Hevalarını İlah Edinen İslamcılar!

Maalesef Türkiye İslamcılarının önemli bir kısmı, Ortadoğu İntifadaları ve özellikle Suriye kıyamı konusunda, artık kör göze parmak misali ortaya çıkan açık ve acı gerçeklere rağmen, hala dediğim dedik tutumundan vaz geçmiş değiller.

Adeta, bir kez tükürdüm, artık yalayamam durumuna girdi komplocuların hatırı sayılır bir kısmı. Ve belki yanlış tarafta olmanın ezikliğinden (bir kısma da başka hevai nedenlerle) gittikçe hırçınlaştılar bu iddialarında.

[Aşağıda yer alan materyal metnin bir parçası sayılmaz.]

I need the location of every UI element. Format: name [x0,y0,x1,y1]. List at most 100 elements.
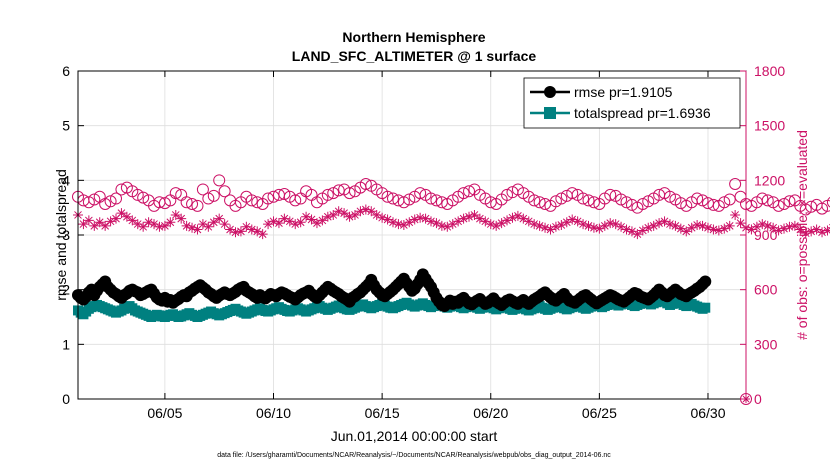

Bir kısmı öyle ileri gitti ki, bunların intifada yapan ve onları destekleyen Müslümanlara hınç ve iftiraları, tescilli İslam düşmanlarını aratmadı zaman zaman.

Bazılarını Artık Sadece Teneşir Paklar

Bu tutumlarının hevalarını ilahlaştırmaktan başka ne tür bir açıklaması olabilir, bilemiyorum. Öyle bir hevaki, öngörülerinin doğru çıkması ile Suriye halkının toptan helak olması arasında bir seçenek tanınsa, ikinci seçeneği tercih edecek (daha doğrusu etmiş) durumdalar. Adeta dediklerin gerçekleşmesi uğruna, bütün ümmetin helakini arzular hale gelmiş durumdalar.

Doğrusu bu tipleri teneşirden başka paklayacak bir yer, ateşten başka da temizleyecek bir temizleyici yok gibi.